According to 2011 Census report, India has 1,210,569,573 residents. Its population grew by 17.64% during 2001–2011, compared to 21.54% growth in the previous decade (1991–2001). The human sex ratio, according to the 2011 census, is 940 females per 1,000 males. The median age was 24.9 in the 2001 census. The first post-colonial census, conducted in 1951, counted 361.1 million people. Medical advances made in the last 50 years as well as increased agricultural productivity brought about by the “Green Revolution” have caused India’s population to grow rapidly. India continues to face several public health-related challenges.
Life expectancy in India is at 68 years with life expectancy for women being 69.6 years and for men being 67.3. There are around 50 physicians per 100,000 Indians. The number of Indians living in urban areas has grown by 31.2% between 1991 and 2001. Yet, in 2001, over 70% lived in rural areas. The level of urbanisation increased from 27.81% in 2001 Census to 31.16% in 2011 Census. The slowing down of the overall growth rate of population was due to the sharp decline in the growth rate in rural areas since 1991. According to the 2011 census, there are 53 million-plus urban agglomerations in India; among them Mumbai, Delhi, Kolkata, Chennai, Bangalore, Hyderabad and Ahmedabad, in decreasing order by population. The literacy rate in 2011 was 74.04%: 65.46% among females and 82.14% among males. The rural urban literacy gap which was 21.2 percentage points in 2001, dropped to 16.1 percentage points in 2011. The improvement in literacy rate in rural area is two times that in urban areas. Kerala is the most literate state with 93.91% literacy; while Bihar the least with 63.82%.
The religious data on India Census 2011 was released by the Government of India on 25 August 2015. Hindus are 79.8% (966.3 million), while Muslims are 14.23% (172.2 million) in India.

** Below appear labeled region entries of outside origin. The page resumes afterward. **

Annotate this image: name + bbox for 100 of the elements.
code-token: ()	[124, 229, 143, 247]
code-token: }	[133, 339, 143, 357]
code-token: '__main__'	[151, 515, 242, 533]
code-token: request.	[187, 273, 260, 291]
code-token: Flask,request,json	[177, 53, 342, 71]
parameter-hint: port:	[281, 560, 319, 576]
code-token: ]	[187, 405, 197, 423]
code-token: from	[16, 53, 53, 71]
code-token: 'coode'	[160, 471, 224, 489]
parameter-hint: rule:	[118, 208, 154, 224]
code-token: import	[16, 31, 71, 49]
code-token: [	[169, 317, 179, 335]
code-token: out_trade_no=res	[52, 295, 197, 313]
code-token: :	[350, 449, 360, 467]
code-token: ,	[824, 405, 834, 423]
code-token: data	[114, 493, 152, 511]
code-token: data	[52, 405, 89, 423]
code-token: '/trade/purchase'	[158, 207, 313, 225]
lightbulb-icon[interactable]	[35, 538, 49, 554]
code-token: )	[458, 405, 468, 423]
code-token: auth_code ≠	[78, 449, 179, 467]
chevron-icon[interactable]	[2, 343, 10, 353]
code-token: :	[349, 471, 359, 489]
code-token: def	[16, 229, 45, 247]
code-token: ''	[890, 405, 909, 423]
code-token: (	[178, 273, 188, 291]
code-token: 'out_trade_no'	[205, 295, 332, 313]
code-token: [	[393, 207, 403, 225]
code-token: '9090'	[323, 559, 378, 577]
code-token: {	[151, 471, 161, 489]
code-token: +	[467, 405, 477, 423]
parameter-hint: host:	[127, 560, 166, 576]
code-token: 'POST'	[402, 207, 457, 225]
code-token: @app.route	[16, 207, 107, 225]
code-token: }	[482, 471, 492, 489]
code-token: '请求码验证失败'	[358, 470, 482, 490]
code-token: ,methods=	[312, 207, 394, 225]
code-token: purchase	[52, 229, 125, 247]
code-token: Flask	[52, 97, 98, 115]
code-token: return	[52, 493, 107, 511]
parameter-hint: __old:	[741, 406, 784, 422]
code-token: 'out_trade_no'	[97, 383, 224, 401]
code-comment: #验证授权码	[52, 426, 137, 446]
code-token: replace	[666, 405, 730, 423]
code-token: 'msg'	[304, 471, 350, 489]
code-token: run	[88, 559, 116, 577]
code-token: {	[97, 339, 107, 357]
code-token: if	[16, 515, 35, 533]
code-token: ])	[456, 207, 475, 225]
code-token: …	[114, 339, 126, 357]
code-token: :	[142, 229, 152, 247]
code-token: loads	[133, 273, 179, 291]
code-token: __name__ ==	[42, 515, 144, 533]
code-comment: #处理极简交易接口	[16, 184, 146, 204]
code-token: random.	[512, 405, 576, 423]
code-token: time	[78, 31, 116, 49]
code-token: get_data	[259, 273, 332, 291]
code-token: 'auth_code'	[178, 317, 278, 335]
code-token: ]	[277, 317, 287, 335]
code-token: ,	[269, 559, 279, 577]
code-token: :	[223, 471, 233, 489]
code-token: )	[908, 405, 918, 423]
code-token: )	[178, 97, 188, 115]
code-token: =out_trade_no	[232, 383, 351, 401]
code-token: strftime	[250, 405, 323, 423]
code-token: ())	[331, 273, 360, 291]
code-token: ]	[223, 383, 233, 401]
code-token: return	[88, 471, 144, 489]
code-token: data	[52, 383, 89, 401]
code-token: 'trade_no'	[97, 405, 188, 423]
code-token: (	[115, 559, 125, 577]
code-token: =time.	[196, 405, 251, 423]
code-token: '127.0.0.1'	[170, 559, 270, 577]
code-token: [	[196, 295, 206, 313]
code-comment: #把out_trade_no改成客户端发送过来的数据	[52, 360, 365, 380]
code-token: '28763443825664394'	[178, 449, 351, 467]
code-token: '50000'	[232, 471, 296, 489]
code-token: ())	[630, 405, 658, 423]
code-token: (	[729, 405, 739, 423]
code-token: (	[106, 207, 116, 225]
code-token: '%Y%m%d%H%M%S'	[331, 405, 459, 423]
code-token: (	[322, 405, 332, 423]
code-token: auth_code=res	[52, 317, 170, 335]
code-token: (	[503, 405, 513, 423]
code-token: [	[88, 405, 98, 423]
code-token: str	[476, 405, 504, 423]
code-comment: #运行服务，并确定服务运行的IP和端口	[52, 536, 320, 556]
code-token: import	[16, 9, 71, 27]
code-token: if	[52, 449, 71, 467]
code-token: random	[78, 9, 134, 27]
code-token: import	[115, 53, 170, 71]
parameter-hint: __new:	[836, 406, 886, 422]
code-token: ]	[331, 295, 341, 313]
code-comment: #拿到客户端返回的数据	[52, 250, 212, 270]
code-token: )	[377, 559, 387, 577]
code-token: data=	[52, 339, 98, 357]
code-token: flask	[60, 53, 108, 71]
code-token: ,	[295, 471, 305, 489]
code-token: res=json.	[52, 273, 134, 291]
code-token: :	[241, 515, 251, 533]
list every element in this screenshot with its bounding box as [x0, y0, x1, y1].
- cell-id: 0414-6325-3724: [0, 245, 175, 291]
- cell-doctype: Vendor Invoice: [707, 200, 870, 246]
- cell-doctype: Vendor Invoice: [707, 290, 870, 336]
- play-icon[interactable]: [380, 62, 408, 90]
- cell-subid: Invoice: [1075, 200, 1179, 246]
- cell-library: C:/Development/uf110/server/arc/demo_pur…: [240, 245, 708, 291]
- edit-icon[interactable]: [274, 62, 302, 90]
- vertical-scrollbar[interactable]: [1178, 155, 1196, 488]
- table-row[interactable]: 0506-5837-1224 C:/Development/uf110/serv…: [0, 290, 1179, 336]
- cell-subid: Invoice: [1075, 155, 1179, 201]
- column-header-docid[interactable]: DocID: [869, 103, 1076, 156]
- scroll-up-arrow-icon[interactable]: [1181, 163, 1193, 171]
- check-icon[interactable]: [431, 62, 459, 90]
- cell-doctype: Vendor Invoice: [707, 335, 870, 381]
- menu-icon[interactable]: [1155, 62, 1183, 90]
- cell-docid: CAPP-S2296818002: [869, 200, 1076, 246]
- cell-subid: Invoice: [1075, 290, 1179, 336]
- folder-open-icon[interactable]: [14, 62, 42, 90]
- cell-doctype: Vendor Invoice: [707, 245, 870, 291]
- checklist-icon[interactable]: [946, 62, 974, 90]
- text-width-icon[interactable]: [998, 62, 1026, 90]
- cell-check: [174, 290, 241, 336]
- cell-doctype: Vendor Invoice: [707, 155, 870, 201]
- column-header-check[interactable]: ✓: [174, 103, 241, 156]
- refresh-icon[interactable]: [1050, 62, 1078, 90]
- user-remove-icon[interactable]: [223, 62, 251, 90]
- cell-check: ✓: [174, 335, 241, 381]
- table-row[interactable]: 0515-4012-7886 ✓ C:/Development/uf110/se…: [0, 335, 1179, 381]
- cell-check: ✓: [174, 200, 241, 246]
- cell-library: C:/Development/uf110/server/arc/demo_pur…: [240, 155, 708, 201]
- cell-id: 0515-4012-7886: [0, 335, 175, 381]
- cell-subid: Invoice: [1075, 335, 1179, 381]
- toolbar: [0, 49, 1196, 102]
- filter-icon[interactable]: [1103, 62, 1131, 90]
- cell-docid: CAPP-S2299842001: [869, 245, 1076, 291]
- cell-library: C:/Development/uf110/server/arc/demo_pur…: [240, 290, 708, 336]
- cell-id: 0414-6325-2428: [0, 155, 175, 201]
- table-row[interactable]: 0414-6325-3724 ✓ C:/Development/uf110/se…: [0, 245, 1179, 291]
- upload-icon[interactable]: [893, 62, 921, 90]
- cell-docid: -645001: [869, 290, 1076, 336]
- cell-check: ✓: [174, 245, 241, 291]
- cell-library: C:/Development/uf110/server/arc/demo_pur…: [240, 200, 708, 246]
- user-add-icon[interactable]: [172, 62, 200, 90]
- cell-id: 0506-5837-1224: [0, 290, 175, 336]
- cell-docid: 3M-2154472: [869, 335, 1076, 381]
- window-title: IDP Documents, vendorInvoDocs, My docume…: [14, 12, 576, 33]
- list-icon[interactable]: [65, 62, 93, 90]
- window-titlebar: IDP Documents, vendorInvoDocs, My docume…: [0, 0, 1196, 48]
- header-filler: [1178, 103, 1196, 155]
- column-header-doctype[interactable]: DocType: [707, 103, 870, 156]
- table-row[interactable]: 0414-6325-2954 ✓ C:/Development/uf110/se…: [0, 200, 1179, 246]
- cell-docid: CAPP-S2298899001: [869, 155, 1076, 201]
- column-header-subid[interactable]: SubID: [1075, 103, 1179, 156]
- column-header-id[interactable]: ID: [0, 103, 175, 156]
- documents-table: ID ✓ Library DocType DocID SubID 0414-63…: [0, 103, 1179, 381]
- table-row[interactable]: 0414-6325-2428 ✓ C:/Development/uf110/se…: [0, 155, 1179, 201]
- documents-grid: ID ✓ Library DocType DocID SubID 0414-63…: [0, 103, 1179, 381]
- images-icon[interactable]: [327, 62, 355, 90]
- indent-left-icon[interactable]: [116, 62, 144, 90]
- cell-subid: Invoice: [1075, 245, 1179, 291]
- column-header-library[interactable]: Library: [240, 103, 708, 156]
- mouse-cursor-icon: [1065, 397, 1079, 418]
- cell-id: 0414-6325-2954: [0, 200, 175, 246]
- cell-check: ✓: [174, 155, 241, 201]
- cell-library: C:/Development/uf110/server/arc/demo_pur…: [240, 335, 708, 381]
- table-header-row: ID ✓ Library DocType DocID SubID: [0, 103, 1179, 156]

Muslim population grew by 14.23% during 2001–2011, compared to 13.43% growth in the previous decade (1991–2001). For the first time, a “No religion” category was added in the 2011 census. 2.87 million were classified as people belonging to “No Religion” in India in the 2011 census. – 0.24% of India’s population of 1.21 billion. Given below is the decade-by-decade religious composition of India till the 2011 census. There are six religions in India that have been awarded “National Minority” status – Muslims, Christians, Sikhs, Jains, Buddhists and Parsis. Sunnis, Shias, Bohras, Agakhanis and Ahmadiyyas were identified as sects of Islam in India.
India is home to two major language families: Indo-Aryan (spoken by about 74% of the population) and Dravidian (24%). Other languages spoken in India come from the Austroasiatic and Sino-Tibetan language families. India has no national language. Hindi, with the largest number of speakers, is the official language of the government. English is used extensively in business and administration and has the status of a “subsidiary official language”; it is important in education, especially as a medium of higher education. Each state and union territory has one or more official languages, and the constitution recognises in particular 22 “scheduled languages”. The Constitution of India recognises 212 scheduled tribal groups which together constitute about 7.5% of the country’s population. The 2011 census reported that Hinduism (79.8% of the population) is the largest religion in India, followed by Islam (14.23%). The remaining include Christianity (2.30%), Sikhism (1.72%), Buddhism (0.70%) and Jainism (0.36%). India has the world’s largest Hindu, Sikh, Jain, Zoroastrian, and Bahá’í populations, and has the third-largest Muslim population—the largest for a non-Muslim majority country.